After the tour, it was time for us to head back to the trailer but first we had to go to Safeway to pick up some deserts for dinner at Joyce’s.

Joyce owns about five acres at the very base of the Front Range just north of the Air Force Academy. She enjoys some spectacular scenery from her deck but even more she has many wild neighbors who enjoy her hospitality. As we walked up the steps to her deck and front door we couldn’t help but notice the 8 hummingbird feeders attached to the rail of her deck. Nor could we miss the constantly darting birds feeding on the sugar water from these feeders. At six o’clock it seemed incredibly crowded but we were told, “Just wait until twilight then you’ll see a show!”

Outside her kitchen and dining room windows you could see two or three feeders containing seed for the other birds in the area and there were quite a few of those. Cowbirds, scrub jays, black-headed towhee and spotted towhee were all present while we were eating and then they gave a squawk and flew off as Mooch showed up. Mooch is a red fox that has been coming to Joyce’s back door for around three years. He gets a literal handout of hotdogs and cheese, taking the offerings right from Joyce’s hand. It is actually amazing that he still trusts her enough to do this. Earlier this year he showed up with a torn lower eyelid having gotten into a fight somewhere. Joyce arranged to have him trapped and taken to a vet to get stitched up. Once released, he didn’t come back to the house for two or three days but then, apparently he missed his hotdogs and cheese and started showing up regularly again. Tonight, while Terry and Patty looked on he gently took his hotdog and cheese handout and trotted off into the brush.

After dinner, as the sun settled down behind the mountains, the drone of the hummingbirds increased and we went out on the deck to view the show.
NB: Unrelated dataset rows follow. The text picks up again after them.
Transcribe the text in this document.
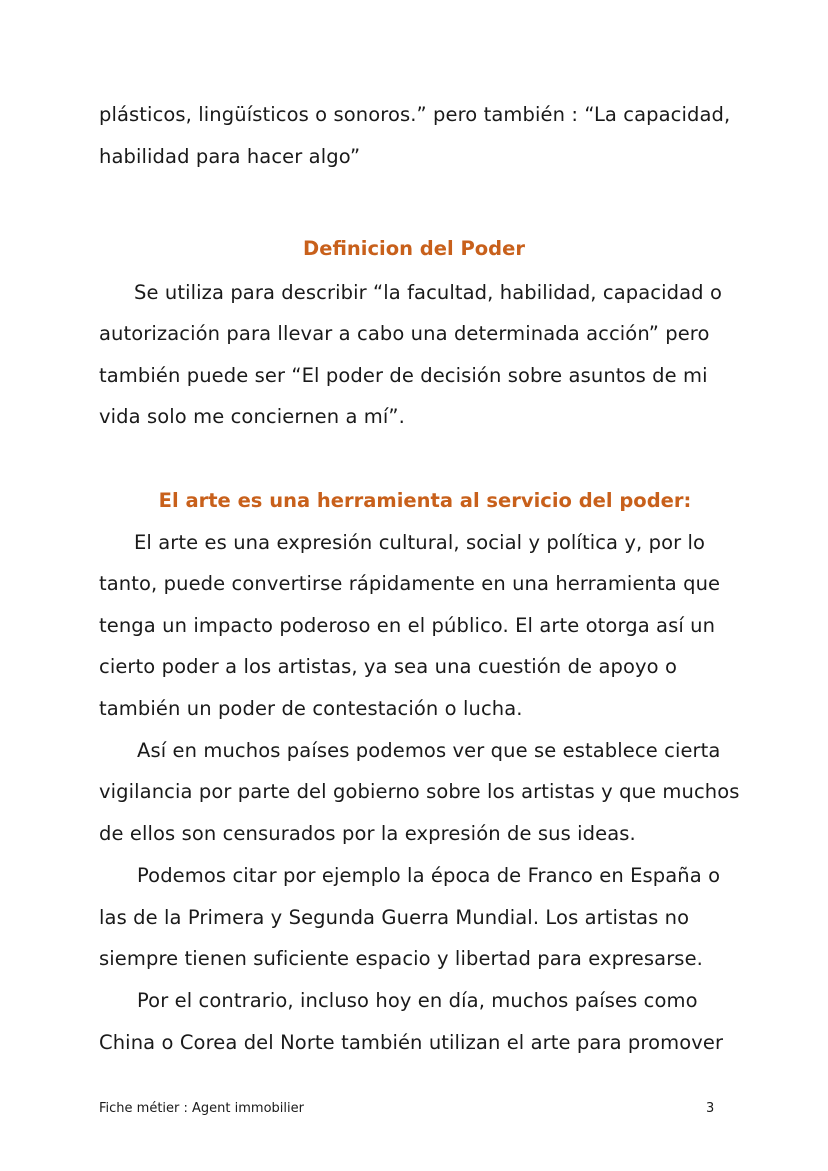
plásticos, lingüísticos o sonoros.” pero también : “La capacidad,
habilidad para hacer algo”
Definicion del Poder
Se utiliza para describir “la facultad, habilidad, capacidad o
autorización para llevar a cabo una determinada acción” pero
también puede ser “El poder de decisión sobre asuntos de mi
vida solo me conciernen a mí”.
El arte es una herramienta al servicio del poder:
El arte es una expresión cultural, social y política y, por lo
tanto, puede convertirse rápidamente en una herramienta que
tenga un impacto poderoso en el público. El arte otorga así un
cierto poder a los artistas, ya sea una cuestión de apoyo o
también un poder de contestación o lucha.
Así en muchos países podemos ver que se establece cierta
vigilancia por parte del gobierno sobre los artistas y que muchos
de ellos son censurados por la expresión de sus ideas.
Podemos citar por ejemplo la época de Franco en España o
las de la Primera y Segunda Guerra Mundial. Los artistas no
siempre tienen suficiente espacio y libertad para expresarse.
Por el contrario, incluso hoy en día, muchos países como
China o Corea del Norte también utilizan el arte para promover
Fiche métier : Agent immobilier	3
Each of Joyce’s feeders has six stations; she has eight feeders; that makes 48 feeding stations. Every one of those stations had a bird on it and at least as many birds were zipping around looking for an opening or chasing someone off a station so they could feed. There had to be a hundred hummers flitting around totally unconcerned about our presence (except to investigate Annette’s red fingernails). Each bird was only concerned about getting enough food to make it through the night and to heck with anything else. Almost all of the birds were broad-tails (they look a lot like our ruby throated back east but they are ever so slightly larger) but there was one little rufous sided bully that crashed the party. For twenty-five or thirty minutes this continued, then, as if someone flipped a switch, they all disappeared until tomorrow.

Hummers 01

Hummers 02

Now that they were gone, it was time to take in the feeders. She used to leave all the feeders out over night but last year a bear showed up and climbed up the stairs to her deck to feed on the sugar water, sooo…. First the seed feeders went into the closet. Then the eight hummingbird feeders came in and were drained (she saves the newest mixture but discards the older ones—it ferments in the sun), rinsed and set in their container until the next morning when, at 5 AM Joyce would again refill them and hang them out for her company.

Not too long after the birds left, we headed back to the campground anticipating the 4th of July that was to come.